In a piece called “A Straight Man’s Guide to HBO’s Looking” — and really, if you need a guide to being a straight guy doing anything, straightness ain’t your problem — tour guide Mick Stingley cavils that “this show is pretty gay,” as in it features lots of gay men, one of whom gets a handjob in a park, but they’re not gay in any sort of way that’s entertaining to him.

“Instead of, say, funny, mincing guys with witty one-liners and put-downs, Looking introduces three ho-hum characters you wouldn’t hang around with if they were on SportsCenter,” he writes. “Looking just portrays gay men, at least in San Francisco, as being no fun. Hard to believe.” Stingley seems to want to make the point that the show never gets its characters to come alive as humans — a point well elucidated elsewhere — a far different critique than faulting the characters themselves for failing to live up to sloppy bon vivant stereotypes.
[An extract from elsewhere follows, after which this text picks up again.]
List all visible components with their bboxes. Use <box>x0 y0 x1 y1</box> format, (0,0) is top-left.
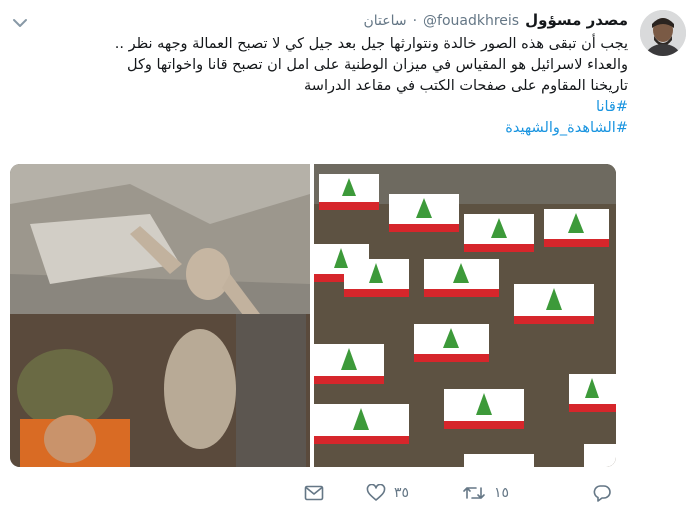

Instead, Stingley’s the one not having any fun. He notes there’s only one substantive female character, but “she doesn’t take her clothes off.” (Has there ever been a more Esquire line written?) On the surface, this quip sounds like the opposite of The Wrap’s Tim Molloy’s objection at Television Critics Association last week that he didn’t “get” the nudity in Girls as it wasn’t titillating (to him). One guy wants more boobies, one fewer.

But they’re the same complaint: both comments posit that culture exists to excite straight men; when it doesn’t, it’s a drag. But could it be that part of the point of shows like Girls and Looking is to present women and gay men outside of a world governed by heteronormative desires—i.e., not on this earth to satisfy guys like Stingley, but for their own purposes? And would it do straight guys any harm to watch a show that didn’t place them at the center of the universe? If only there were a guide to answer such questions.

Alas, Stingley seems to have done to his readers what he accused the show of doing to him. “We apologize to anyone offended by our attempt at humor in this piece,” an editorial update reads. “It reflects one man’s viewing experience.” No fun.